Allora Cestaro le dice di fare come fa lui di solito, andare all’altoparlante dello stadio e gridare «Forza Padova». Lady B esegue, lo stadio si commuove, il Padova pareggia zero a zero col Gallipoli: a tutto c’è un limite. Ma che coraggio, dicevano i tifosi all’uscita, una soddisfazione superiore ai tre punti, perché qui alla promozione ci credono in pochi: se viene, meglio, ma sarebbe già un trionfo restare qui almeno un’altra stagione. Perché comunque si sta bene, c’è lavoro e girano i soldi, e se a qualcuno viene ancora in mente di parlare di razzismo nessuno gli dà più retta dopo la sentenza del Giudice sportivo in merito ai cori contro Eliakwu del Gallipoli: atteggiamento ostile del giocatore e neppure una multa ai padroni di casa.

IL GOL DEL MARIUOLO
Un trionfo, con Antonio Di Nardo da Mugnano, Napoli, che sul più bello la mette e la Barbara che tiene acceso il cellulare anche di notte e non si sa come, tutti conoscono il numero: «Ma è perché sono sola - fa lei –, e ho paura». Da queste parti basta e avanza per tifare Padova a vita. Trascinati da quel mariuolo di Antonio Di Nardo che è arrivato qui due stagioni fa ma di lui non se n’era accorto nessuno: «Perché è piccolo – dicono i tifosi – e non lo trovavano più». È una peste, fa gol e sparisce.
«Era ora - raccontano i tifosi -, da undici anni aspettavamo questo momento, poi finalmente è arrivato il presidente che in 5 stagioni ha ribaltato tutto: 130 giocatori nuovi, sette allenatori esonerati, sei direttori sportivi. L’anno scorso, poi, un macello, giocatori in silenzio stampa per tre mesi, multe della Lega, prima quattro poi ventimila euro, il presidente non sapeva più cosa fare. Ci fu un litigio, mani addosso, ci andarono di mezzo giocatori e giornalisti, adesso è una storia che non vuole ricordare più nessuno, il Padova è in serie B e noi ce la godiamo. Per favore questo non scrivetelo: non abbiamo più bisogno dei cattivi ricordi. Adesso in mezzo al campo abbiamo Italiano che fa il bello e il cattivo tempo, quando gira lui la squadra stravince».

L’ALTRO STADIO
Fai 25 chilometri e sei a Cittadella, seconda botta, 18mila abitanti e la serie B conquistata l’anno prima di quel Padova calcio che gli aveva perfino prestato lo stadio per fare più bella figura. Loro giocavano al Tombolato, 4.500 posti e mai una volta esauriti. Arriva il Mantova e ci vanno in 500, era un venerdì, sette del pomeriggio, un grigiore che t’ammazzava. Allora Andrea Gabrielli, il presidente che ha fondato il Cittadella nel 1973, scrive una bella lettera in federazione e promette che lo porterà a breve a una capienza di almeno 7.500 posti. Nel frattempo manda la squadra a giocare a Treviso e mantiene la promessa di ampliamento dello stadio. Adesso però il Cittadella in casa gioca con una deroga: il Tombolato è omologato ma a causa della scarsa capienza la squadra quando va in trasferta non prende neppure un euro della quota incassi che le spetta.
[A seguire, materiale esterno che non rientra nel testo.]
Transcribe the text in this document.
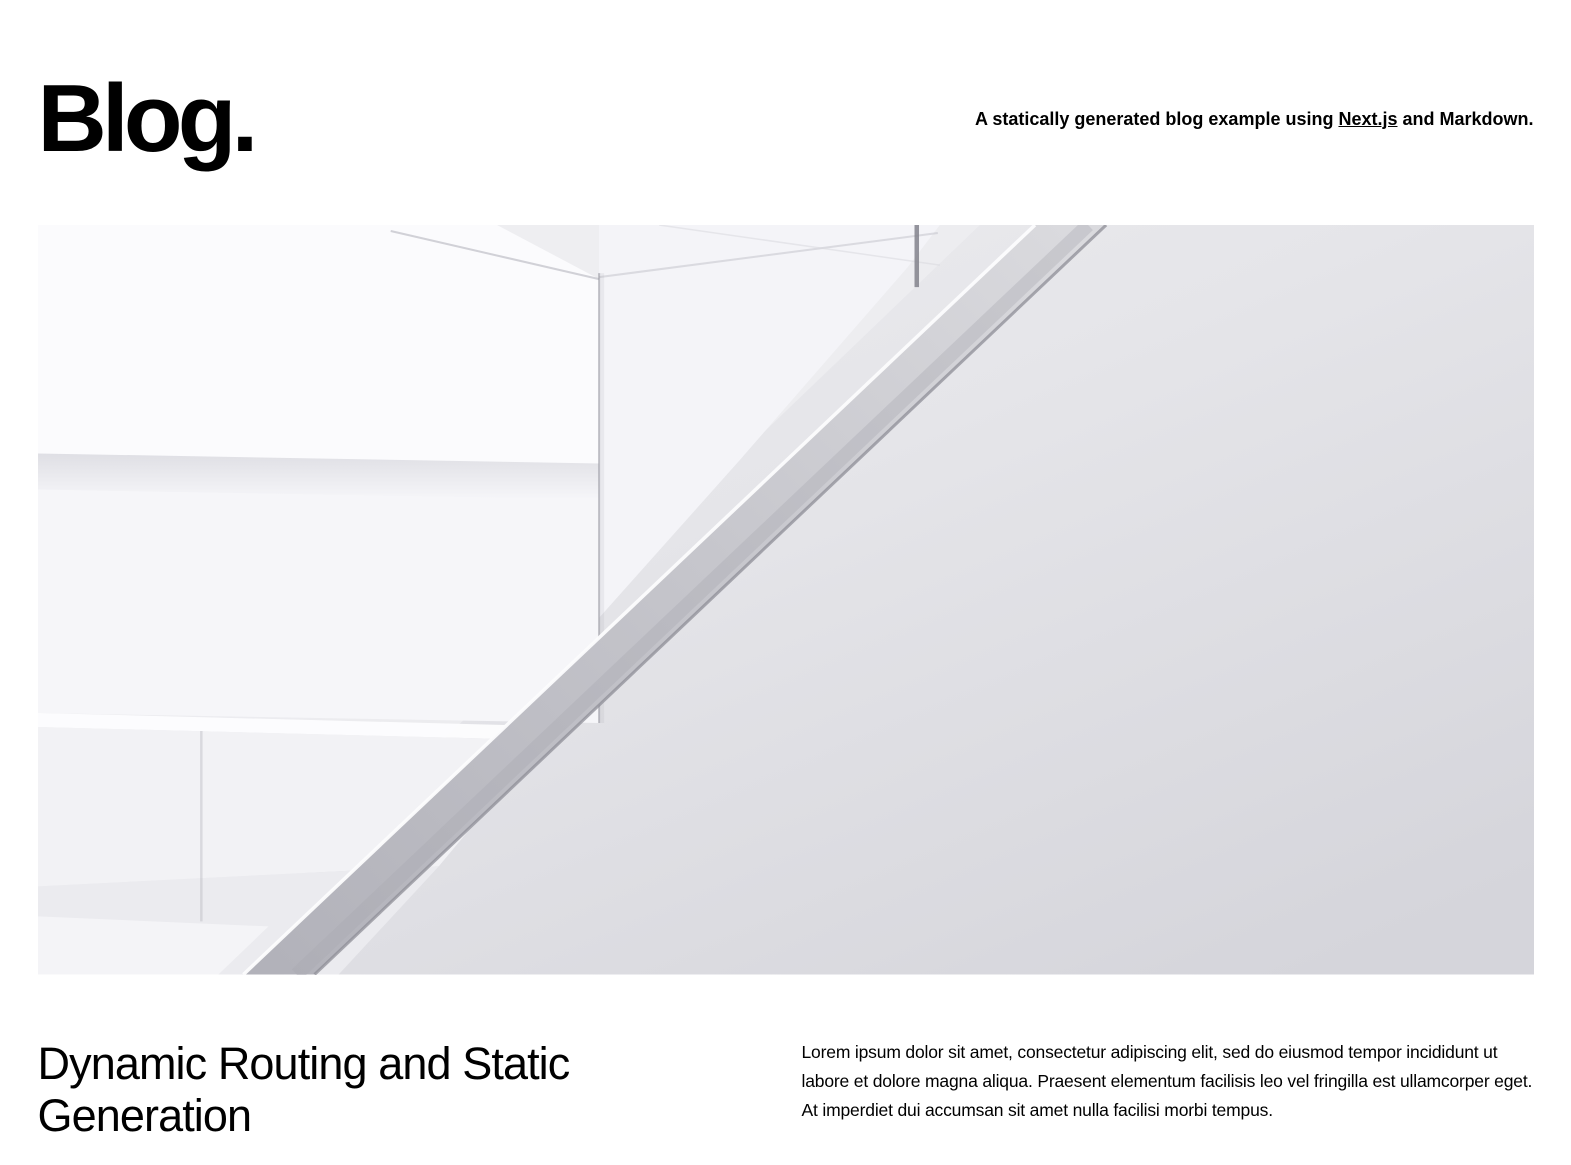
Blog.	A statically generated blog example using Next.js and Markdown.
Dynamic Routing and Static Generation

Lorem ipsum dolor sit amet, consectetur adipiscing elit, sed do eiusmod tempor incididunt ut labore et dolore magna aliqua. Praesent elementum facilisis leo vel fringilla est ullamcorper eget. At imperdiet dui accumsan sit amet nulla facilisi morbi tempus.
Capirai, la Gabrielli siderurgica è fra le prime cento in Italia, ingaggi da 200mila euro, entusiasmo reaganiano, anche per loro la B è bella. Mai come lady B però, a lei gli sms arrivano anche di notte: «Presidentessa – le messaggia un bambino -, mi fai un calendario da attaccare in cameretta?». Ma era un bambino?